Titel: Lange Tage, kurze Jahre.
„Sag mir, was hast du vor mit deinem einzigen, wilden und kostbaren Leben?“ Mary Oliver.
Virginia Rivas hüllt uns in eine Landschaft aus Schönheit und Ruhe, aus Schmerz und Verlust, um unseren Blick zu fesseln und uns zu einer Übung der Achtsamkeit für das, was uns umgibt, zu führen.
Autorin: Virginia Rivas
Titel: Lange Tage, kurze Jahre.
Technik: Acryl und Graphit auf Leinwand.
Maße: 100 x 81 cm.
Unikat.
Jahr: 2025.
«Jedes Mal, wenn ich nach Hause komme - jedes Mal - / liebt mich dort jemand / Bis dahin / verweile ich in der gewohnten und schwarzen Ruhe / wie eine gewöhnliche Kiefer». Mary Oliver.
Unsere Welt ist die neue Einzelausstellung von Virginia Rivas in der DDR Art Gallery, in der sie von Mary Olivers und Molly Malons gleichnamigem Buch ausgeht, um ihr unmittelbares Umfeld neu zu interpretieren. Die Ausstellung rettet erlebte Szenen in einer Übung der Dekonstruktion, um ihre Alltagserfahrung zu universalisieren. Wie ein Logbuch extrapoliert sie Gespräche und Momente, die sie in Farben, Formen und kurzen „objektiven“ Texten auf die Leinwand bringt, die jedoch dieselbe abstrakte Konzeption wie der Rest des Werks aufweisen. So wie Mary Olivers Poesie eine Botschaft über die Notwendigkeit vermittelt, unser Leben bewusst und vitalistisch zu leben: „Sag mir, was hast du vor mit deinem einzigen, wilden und kostbaren Leben?“, hüllt uns Virginia Rivas in eine Landschaft aus Schönheit und Ruhe, aus Schmerz und Verlust, die unseren Blick fesselt und uns zu einer Übung der Achtsamkeit für das, was uns umgibt, führt.
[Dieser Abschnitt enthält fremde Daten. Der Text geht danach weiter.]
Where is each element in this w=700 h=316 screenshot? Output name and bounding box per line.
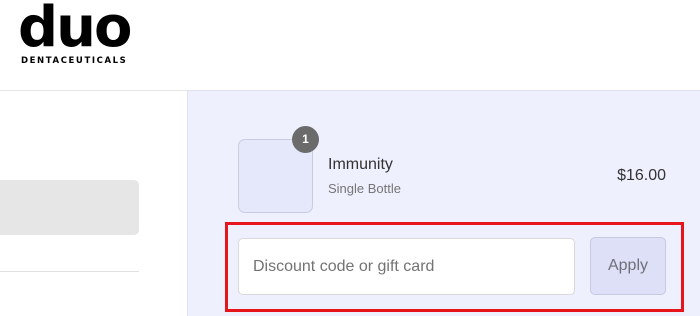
logo-wordmark: duo: [18, 0, 132, 60]
product-name: Immunity: [328, 156, 393, 173]
divider: [0, 271, 139, 272]
logo-subtitle: DENTACEUTICALS: [21, 56, 128, 66]
header: duo DENTACEUTICALS: [0, 0, 700, 90]
order-summary: 1 Immunity Single Bottle $16.00 Apply: [187, 90, 700, 316]
product-price: $16.00: [617, 167, 666, 184]
brand-logo[interactable]: duo DENTACEUTICALS: [18, 0, 132, 66]
discount-code-input[interactable]: [238, 238, 575, 295]
product-variant: Single Bottle: [328, 181, 401, 196]
apply-discount-button[interactable]: Apply: [590, 237, 666, 295]
quantity-badge: 1: [292, 126, 319, 153]
placeholder-bar: [0, 180, 139, 235]
checkout-main-column: [0, 90, 187, 316]
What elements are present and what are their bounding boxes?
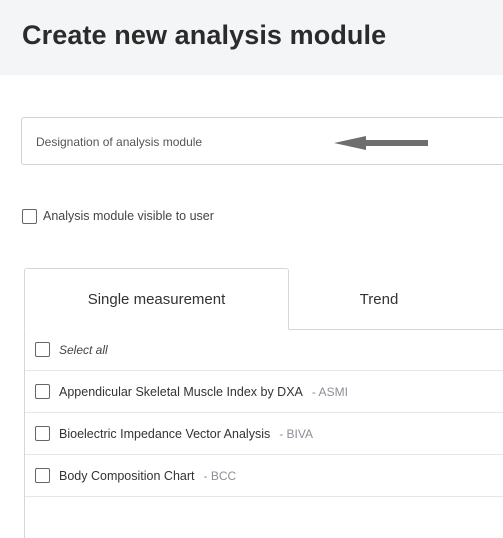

Rivas' Projekte bewegen sich zwischen dem Konzeptuellen und dem Sozialen und behandeln die Akustik der Landschaft, die Psychologie der Farbe, Erinnerungen, den Alltag, die Frau und eine Reihe von Themen, die ihr Interesse an der Verbindung zwischen Individuum und Umwelt verdeutlichen, was sie in ortsspezifischen Vorschlägen materialisiert, wie dem, den sie uns diesmal in den Raum der Calle Encomienda in Madrid bringt. Wie sie selbst ausdrückt, ist ihre künstlerische Praxis ein Akt der Erinnerung, eine poetische Geste. Und Unsere Welt bestätigt dies. Ebenso können wir ihren Impuls in der unermüdlichen Suche innerhalb der malerischen Praxis beobachten, mit autonomen Bedeutungselementen, die bereits ihre lyrische Abstraktion von umhüllenden Atmosphären charakterisieren.
In ihrem letzten Projekt, das im Museo Barjola präsentiert wurde, Die weißen Räume, zitiert ihr Kurator Adonay Bermúdez „Charles Taylor und seine Verteidigung der persönlichen Identität als kollektiven Dialog, verbunden mit den Beziehungen und Werten, die zwischen verschiedenen Individuen innerhalb einer spezifischen Gemeinschaft geteilt werden.“ Und wieder positioniert sich die Künstlerin dort, in diesem kollektiven Gedächtnis, mit der Absicht, eine Landschaft zu schaffen, in der sich jeder repräsentiert fühlen kann.